Mujer de luz / Woman of Light

kali Fajardo-Anstine

Fragmento

Mujer de luz

PRÓLOGO

La Profeta Somnolienta y el Niño de Ninguna Parte

La Tierra Perdida, 1868

La noche en que Fertudez Marisol Ortiz cabalgó hacia Pardona, un pueblito recóndito y modesto en el norte, el cielo estaba tan lleno de estrellas que parecían zumbar. Pensando que era señal de buen agüero, Fertudez no lloró mientras dejaba a su recién nacido a la orilla de un arroyo, envuelto en plumón de guajolote y con una garra de oso sujeta al pecho.

—Recuerda tu linaje —le susurró antes de montar su caballo y alejarse al galope.

En Pardona, Tierra del Cielo Temprano, la anciana Desiderya Lopez soñaba historias mientras dormía. El fogón refulgía en su casa de adobe mientras ella silbaba ronquidos a través de las paredes de tierra y su respiración se disipaba en la noche helada. Habría seguido profundamente dormida hasta la llegada del sol, pero la despertó el ruido de pezuñas pisoteando y grillos cantando, el crujir del cedro ardiendo, una interrupción entre el alba y el día.

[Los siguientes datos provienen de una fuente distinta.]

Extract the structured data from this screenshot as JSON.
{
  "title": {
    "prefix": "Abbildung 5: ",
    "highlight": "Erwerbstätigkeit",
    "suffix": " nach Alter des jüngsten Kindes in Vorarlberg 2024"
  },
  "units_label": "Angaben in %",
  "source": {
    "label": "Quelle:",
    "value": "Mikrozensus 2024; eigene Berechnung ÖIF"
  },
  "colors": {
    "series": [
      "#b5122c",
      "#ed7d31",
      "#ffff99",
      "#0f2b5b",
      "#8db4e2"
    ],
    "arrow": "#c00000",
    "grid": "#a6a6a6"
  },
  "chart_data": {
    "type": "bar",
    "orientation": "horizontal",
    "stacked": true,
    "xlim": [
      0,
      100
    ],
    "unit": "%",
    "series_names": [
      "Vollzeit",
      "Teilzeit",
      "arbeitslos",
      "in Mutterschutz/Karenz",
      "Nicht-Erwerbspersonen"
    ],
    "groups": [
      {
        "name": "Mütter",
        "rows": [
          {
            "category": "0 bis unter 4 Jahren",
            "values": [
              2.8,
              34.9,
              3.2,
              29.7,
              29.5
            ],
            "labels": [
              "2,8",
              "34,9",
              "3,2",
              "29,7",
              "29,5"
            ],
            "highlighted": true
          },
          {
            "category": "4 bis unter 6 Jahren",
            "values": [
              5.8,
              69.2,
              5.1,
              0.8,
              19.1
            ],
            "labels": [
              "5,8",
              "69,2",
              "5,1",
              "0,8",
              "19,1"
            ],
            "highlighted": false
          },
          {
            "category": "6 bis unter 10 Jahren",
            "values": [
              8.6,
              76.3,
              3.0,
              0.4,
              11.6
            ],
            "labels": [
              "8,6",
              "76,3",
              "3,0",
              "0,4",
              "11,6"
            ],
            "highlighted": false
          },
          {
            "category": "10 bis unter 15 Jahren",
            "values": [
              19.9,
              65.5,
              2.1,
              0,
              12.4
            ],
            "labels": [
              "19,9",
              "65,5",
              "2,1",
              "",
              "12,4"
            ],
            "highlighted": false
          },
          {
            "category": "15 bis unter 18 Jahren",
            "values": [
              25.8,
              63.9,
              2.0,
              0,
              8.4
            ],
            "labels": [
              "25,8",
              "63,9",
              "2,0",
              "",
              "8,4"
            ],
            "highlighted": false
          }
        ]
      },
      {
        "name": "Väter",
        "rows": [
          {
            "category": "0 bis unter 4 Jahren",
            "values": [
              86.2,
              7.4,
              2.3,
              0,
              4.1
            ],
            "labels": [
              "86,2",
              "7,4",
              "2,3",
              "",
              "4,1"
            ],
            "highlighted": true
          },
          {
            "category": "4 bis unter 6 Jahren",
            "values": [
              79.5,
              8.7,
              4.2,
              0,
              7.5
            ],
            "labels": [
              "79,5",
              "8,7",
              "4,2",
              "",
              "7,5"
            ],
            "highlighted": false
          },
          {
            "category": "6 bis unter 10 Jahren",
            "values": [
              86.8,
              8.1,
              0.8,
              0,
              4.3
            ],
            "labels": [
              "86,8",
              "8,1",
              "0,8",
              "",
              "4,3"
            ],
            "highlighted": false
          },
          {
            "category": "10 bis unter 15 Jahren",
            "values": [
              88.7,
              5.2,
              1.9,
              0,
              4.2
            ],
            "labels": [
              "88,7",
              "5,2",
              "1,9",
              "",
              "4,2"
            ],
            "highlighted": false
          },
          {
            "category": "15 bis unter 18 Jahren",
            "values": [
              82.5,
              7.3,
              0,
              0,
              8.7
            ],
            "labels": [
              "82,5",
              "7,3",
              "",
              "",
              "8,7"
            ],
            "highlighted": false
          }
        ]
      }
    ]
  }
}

—Ya basta —farfulló y maldijo mientras giraba lentamente para bajarse de la cama.

Al tocar el piso con la bola de los pies, el ruido se tornó enloquecedor. Tenía la espalda permanentemente doblada en una ligera L, y su larga falda tejida barría el piso alfombrado con pieles de borrego. Se envolvió en un rebozo blanco y metió las manos en guantes de zorro, que carecían de dedos para manejar con facilidad el tabaco. Su pipa era de barro de mica, y, mientras cojeaba hacia la puerta, el fuego chisporroteante le iluminó la cara hasta formar una mascada roja debajo de su amplia mandíbula. El calor de su aliento trató de quedarse dentro de la casa, pero ella rompió en una tos llena de flemas y lo arrastró de vuelta a sus pulmones.

—Te vienes conmigo —dijo antes de cruzar la puerta.

Conocida como la Profeta Somnolienta, Desiderya era una mujer importante en Pardona. Durante las ceremonias entraba en trance y recolectaba mil años de visiones, pero no siempre lograba revelarlas. Muchos años después, cuando los radios estaban de moda y todo mundo tenía una caja enorme junto a sus altares debajo de las vigas, las pocas personas que aún recordaban Pardona evocaban a Desiderya Lopez y a su antena espiritual, casi siempre descompuesta. Pero, a veces, muchas veces, funcionaba a la perfección.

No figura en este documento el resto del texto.